You need at least two full days to scratch the surface of Sugarloaf. A three-day weekend is ideal. This gives you a day to explore the main mountain, a day to venture into the Snowfields or Brackett (conditions permitting), and a buffer day for weather or just repeating your favorite runs.
Where to Stay and Eat on the Mountain
The Sugarloaf Village at the base is a fully-contained town. You can ski from your door.
Slopeside Hotels & Condos: The Grand Summit Hotel is the classic ski-in/ski-out option. Heated outdoor pool, hot tubs, and direct slope access. Condos through Sugarloaf Mountain Hotel or The Seasons offer more space for families. Book months in advance for holiday periods.
Budget-Friendly (5-10 minute drive): Look for rental homes in Carrabassett Valley or stay in the town of Kingfield (a 20-minute scenic drive). The Inn on Winter's Hill in Kingfield is a charming, more affordable B&B option.
Food You Shouldn't Miss:
The Rack BBQ (base lodge): Best pulled pork on the mountain. Get the poutine.
Bullwinkle's (mid-mountain): A mandatory stop for a Bloody Mary and a burger. The deck on a sunny day is prime territory.
45 North (village): For a nicer sit-down dinner. Their menu focuses on Maine ingredients. Make a reservation.
The Bag & Kettle (village): The local's pub. Dark, cozy, and serving hearty food late.
Getting to Maine's Skiing Giant
Sugarloaf is remote. That's part of its appeal—and its challenge.
By Air: The closest major airport is Portland International Jetport (PWM), about a 2.5-hour drive. Bangor International (BGR) is about 2 hours away. You will need a rental car. There are no reliable shuttle services for the general public.
By Car: From Portland, take I-95 North to Exit 112 (Augusta), then follow Route 27 North for about 90 miles directly to the mountain. Route 27 is a well-maintained two-lane highway, but it can be slow going in a snowstorm. Always check the Maine DOT 511 site for road conditions before you leave. Having AWD or 4WD is highly recommended from December through March.
Expert Tips for Your Sugarloaf Trip
Here's the stuff you won't find on the official trail map.
Avoid the Saturday Scrum: If you can, arrive on a Friday and ski that afternoon. Saturday morning lines at the SuperQuad and Whiffletree base can be long. Use that Friday to scope out the mountain when it's quieter.
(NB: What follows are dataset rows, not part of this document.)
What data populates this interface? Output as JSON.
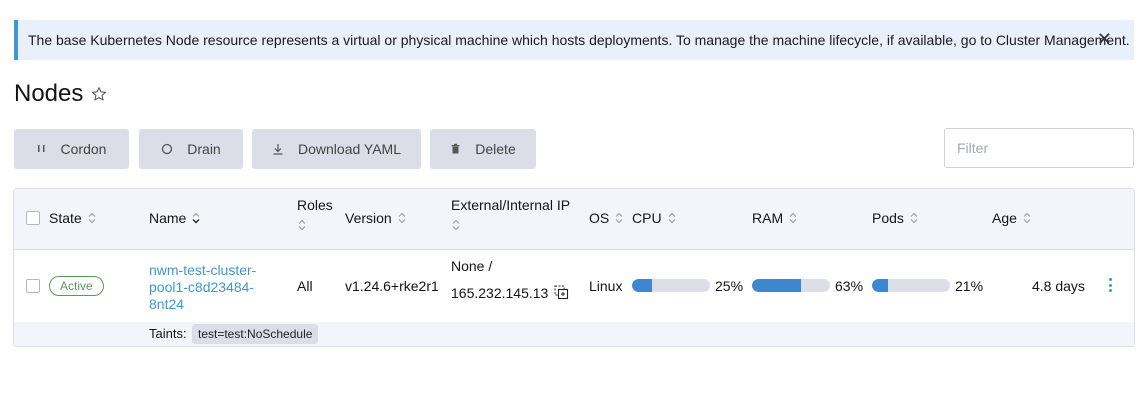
{
  "banner": {
    "text": "The base Kubernetes Node resource represents a virtual or physical machine which hosts deployments. To manage the machine lifecycle, if available, go to Cluster Management.",
    "close": "✕"
  },
  "page": {
    "title": "Nodes"
  },
  "actions": {
    "cordon": "Cordon",
    "drain": "Drain",
    "download": "Download YAML",
    "delete": "Delete"
  },
  "filter": {
    "placeholder": "Filter",
    "value": ""
  },
  "columns": {
    "state": "State",
    "name": "Name",
    "roles": "Roles",
    "version": "Version",
    "ip": "External/Internal IP",
    "os": "OS",
    "cpu": "CPU",
    "ram": "RAM",
    "pods": "Pods",
    "age": "Age"
  },
  "rows": [
    {
      "state": "Active",
      "name": [
        "nwm-test-cluster-",
        "pool1-c8d23484-",
        "8nt24"
      ],
      "roles": "All",
      "version": "v1.24.6+rke2r1",
      "external_ip": "None /",
      "internal_ip": "165.232.145.13",
      "os": "Linux",
      "cpu": {
        "label": "25%",
        "fraction": 0.25
      },
      "ram": {
        "label": "63%",
        "fraction": 0.63
      },
      "pods": {
        "label": "21%",
        "fraction": 0.21
      },
      "age": "4.8 days",
      "taints_label": "Taints:",
      "taint": "test=test:NoSchedule"
    }
  ],
  "colors": {
    "accent": "#3d98d3",
    "bar_fill": "#3d86d0",
    "bar_track": "#dcdee7",
    "active": "#5d995d",
    "banner_bg": "#e8f1fb"
  },
  "icons": {
    "star": "star-outline-icon",
    "cordon": "pause-icon",
    "drain": "circle-icon",
    "download": "download-icon",
    "delete": "trash-icon",
    "copy": "copy-icon",
    "menu": "kebab-menu-icon",
    "sort": "sort-icon"
  }
}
The Wind Factor: The summit and Snowfields are notoriously windy. A day that's calm at the base can be a howling gale up top, shutting down lifts. Check the Sugarloaf Mountain Weather Station page for real-time summit conditions. If the Timberline lift is on wind hold, don't waste your time waiting—go explore Brackett Basin instead.
Non-Skiing Spouse/Kid? The Outdoor Center in Carrabassett Valley has fantastic Nordic skiing and snowshoe trails. The village also has a decent fitness center and a few shops.
Your Sugarloaf Questions Answered
So, what is the biggest ski resort in Maine? It's Sugarloaf. It's the scale, the Snowfields, the village vibe, and the constant hum of improvement. It demands a bit more planning to get to, but the payoff is a skiing experience that feels a world away from the typical crowded day-trip hills. It's the one place in Maine where you can truly get lost in the mountains—in the best way possible.